Brand audit sendiri merupakan kegiatan berbasis penelitian yang melibatkan penghitungan dan pendokumentasian merk-merk yang ditemukan pada sampah plastik untuk membantu mengidentifikasi perusahaan-perusahaan yang bertenggung jawab atas polusi plastik. Di dalam UU No. 18 Tahun 2008, produsen memiliki kewajiban untuk bertanggung jawab terhadap produk/kemasan sulit atau tidak dapat terurai oleh proses alam yang diproduksinya.

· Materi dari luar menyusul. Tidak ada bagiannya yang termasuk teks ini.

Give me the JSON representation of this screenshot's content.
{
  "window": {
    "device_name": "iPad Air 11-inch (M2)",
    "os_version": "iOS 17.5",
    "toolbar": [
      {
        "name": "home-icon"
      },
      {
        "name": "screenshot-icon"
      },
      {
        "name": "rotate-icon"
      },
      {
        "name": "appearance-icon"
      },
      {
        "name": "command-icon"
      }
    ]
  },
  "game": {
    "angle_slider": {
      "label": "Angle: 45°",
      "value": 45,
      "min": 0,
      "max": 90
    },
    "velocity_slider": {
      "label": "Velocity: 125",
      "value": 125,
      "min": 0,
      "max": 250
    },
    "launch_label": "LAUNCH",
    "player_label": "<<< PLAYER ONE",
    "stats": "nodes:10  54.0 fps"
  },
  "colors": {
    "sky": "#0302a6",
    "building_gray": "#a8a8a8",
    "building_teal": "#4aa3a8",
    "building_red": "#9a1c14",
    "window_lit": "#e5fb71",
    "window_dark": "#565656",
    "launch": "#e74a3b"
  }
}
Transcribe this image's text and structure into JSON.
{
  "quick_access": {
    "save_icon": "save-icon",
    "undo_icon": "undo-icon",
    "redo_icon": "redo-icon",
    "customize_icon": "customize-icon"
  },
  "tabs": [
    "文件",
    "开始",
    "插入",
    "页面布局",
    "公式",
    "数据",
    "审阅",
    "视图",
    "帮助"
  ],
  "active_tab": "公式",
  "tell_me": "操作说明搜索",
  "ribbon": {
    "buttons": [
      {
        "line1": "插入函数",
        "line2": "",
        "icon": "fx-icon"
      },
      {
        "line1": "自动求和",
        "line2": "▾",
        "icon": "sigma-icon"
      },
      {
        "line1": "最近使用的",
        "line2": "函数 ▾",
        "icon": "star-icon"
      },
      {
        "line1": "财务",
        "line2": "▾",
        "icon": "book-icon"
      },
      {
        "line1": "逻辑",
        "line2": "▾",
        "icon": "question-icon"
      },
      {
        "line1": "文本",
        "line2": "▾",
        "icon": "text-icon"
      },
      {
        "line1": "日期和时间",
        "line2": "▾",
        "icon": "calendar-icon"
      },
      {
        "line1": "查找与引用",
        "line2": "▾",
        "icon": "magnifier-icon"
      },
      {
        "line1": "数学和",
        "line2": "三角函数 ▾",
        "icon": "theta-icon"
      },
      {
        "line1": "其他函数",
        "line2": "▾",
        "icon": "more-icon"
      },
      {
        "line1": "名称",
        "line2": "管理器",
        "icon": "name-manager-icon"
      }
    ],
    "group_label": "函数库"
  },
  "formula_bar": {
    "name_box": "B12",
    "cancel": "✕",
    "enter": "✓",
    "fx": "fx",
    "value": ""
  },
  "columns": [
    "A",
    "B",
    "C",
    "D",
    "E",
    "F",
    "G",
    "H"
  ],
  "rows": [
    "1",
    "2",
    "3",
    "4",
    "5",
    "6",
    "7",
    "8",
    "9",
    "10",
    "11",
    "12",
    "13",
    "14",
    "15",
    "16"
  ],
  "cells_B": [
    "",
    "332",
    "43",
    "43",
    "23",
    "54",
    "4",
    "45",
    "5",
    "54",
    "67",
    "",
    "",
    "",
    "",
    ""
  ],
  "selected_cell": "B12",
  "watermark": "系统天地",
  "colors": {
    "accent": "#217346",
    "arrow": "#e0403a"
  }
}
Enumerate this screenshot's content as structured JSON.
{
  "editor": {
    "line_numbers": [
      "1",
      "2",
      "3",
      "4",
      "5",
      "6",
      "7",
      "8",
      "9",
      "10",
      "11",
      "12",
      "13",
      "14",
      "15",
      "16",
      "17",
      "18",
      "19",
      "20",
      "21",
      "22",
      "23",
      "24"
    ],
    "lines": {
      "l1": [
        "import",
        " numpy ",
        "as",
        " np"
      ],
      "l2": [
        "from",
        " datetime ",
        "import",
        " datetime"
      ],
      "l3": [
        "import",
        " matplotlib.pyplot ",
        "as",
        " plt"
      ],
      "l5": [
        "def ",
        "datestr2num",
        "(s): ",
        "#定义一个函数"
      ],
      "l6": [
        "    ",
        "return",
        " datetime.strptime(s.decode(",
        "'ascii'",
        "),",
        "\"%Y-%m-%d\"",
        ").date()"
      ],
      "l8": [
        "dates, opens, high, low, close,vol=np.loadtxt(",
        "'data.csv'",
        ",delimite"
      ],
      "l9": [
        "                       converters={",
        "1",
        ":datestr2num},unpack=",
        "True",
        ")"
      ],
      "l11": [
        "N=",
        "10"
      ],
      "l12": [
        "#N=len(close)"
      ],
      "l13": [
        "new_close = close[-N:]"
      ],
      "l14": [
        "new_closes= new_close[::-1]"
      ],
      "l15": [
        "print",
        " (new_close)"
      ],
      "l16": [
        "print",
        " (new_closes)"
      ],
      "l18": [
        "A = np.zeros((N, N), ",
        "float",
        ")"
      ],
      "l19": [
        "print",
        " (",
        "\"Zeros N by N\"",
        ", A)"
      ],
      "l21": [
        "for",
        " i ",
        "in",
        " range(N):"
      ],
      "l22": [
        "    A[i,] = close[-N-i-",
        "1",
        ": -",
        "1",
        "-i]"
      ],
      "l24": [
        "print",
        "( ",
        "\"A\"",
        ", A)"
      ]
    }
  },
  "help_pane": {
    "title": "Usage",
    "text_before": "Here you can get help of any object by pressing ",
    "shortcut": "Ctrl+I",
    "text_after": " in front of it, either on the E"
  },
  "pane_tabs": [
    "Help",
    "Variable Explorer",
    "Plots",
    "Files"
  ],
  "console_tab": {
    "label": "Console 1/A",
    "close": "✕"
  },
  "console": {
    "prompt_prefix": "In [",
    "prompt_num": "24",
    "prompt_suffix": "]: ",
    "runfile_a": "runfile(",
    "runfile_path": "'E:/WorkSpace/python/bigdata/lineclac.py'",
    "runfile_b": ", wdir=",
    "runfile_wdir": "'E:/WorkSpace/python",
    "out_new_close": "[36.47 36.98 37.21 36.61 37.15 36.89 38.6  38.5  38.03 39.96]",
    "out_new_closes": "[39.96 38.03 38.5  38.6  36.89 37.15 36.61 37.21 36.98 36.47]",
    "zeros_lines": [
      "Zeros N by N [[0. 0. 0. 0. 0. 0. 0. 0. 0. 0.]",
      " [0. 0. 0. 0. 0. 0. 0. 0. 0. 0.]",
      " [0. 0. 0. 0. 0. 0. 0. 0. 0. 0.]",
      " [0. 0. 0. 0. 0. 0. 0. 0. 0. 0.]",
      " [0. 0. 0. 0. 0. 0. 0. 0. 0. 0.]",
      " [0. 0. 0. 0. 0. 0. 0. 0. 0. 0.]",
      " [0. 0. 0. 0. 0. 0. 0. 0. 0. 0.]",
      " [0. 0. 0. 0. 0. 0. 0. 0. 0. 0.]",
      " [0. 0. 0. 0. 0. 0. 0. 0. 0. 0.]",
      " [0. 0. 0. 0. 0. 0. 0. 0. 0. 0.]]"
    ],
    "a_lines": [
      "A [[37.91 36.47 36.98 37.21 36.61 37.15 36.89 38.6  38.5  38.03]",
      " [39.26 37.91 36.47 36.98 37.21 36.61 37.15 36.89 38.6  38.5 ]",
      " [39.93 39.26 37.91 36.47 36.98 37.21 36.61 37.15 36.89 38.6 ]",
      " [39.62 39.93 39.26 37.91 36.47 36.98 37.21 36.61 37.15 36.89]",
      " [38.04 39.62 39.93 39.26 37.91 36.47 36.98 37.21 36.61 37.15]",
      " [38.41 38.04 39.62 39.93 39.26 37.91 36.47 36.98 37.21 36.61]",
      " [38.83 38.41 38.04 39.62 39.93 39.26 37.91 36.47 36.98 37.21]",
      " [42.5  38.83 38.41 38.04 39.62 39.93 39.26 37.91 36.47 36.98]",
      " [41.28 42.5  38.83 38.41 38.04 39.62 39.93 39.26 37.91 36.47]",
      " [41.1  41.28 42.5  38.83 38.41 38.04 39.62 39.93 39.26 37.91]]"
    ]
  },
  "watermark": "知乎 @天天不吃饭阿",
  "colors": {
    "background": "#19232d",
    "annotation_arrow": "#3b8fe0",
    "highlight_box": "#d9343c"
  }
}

Brand audit selain digunakan sebagai arsip data karakteristik sampah oleh Envigreen juga akan diakumulasikan secara internasional dengan Break Free From Plastic yang telah mengadakan Brand Audit skala global selama 5 tahun terakhir.
Hasil brand audit menunjukkan 5 Top Polluters Produsen yang sampahnya mendominasi antara lain Wings (27.3%), Unilever (21.06%), Indofood (18.4%), Ajinomoto (13,28%), Kapal Api Group (6.26%).
Nantinya, top polluters producen dari Hasil Brand Audit akan diberikan surat himbauan yang berisi data sampah-sampah yang diproduksinya sehingga dapat menentukan langkah tanggung jawab yang dapat dilakukan.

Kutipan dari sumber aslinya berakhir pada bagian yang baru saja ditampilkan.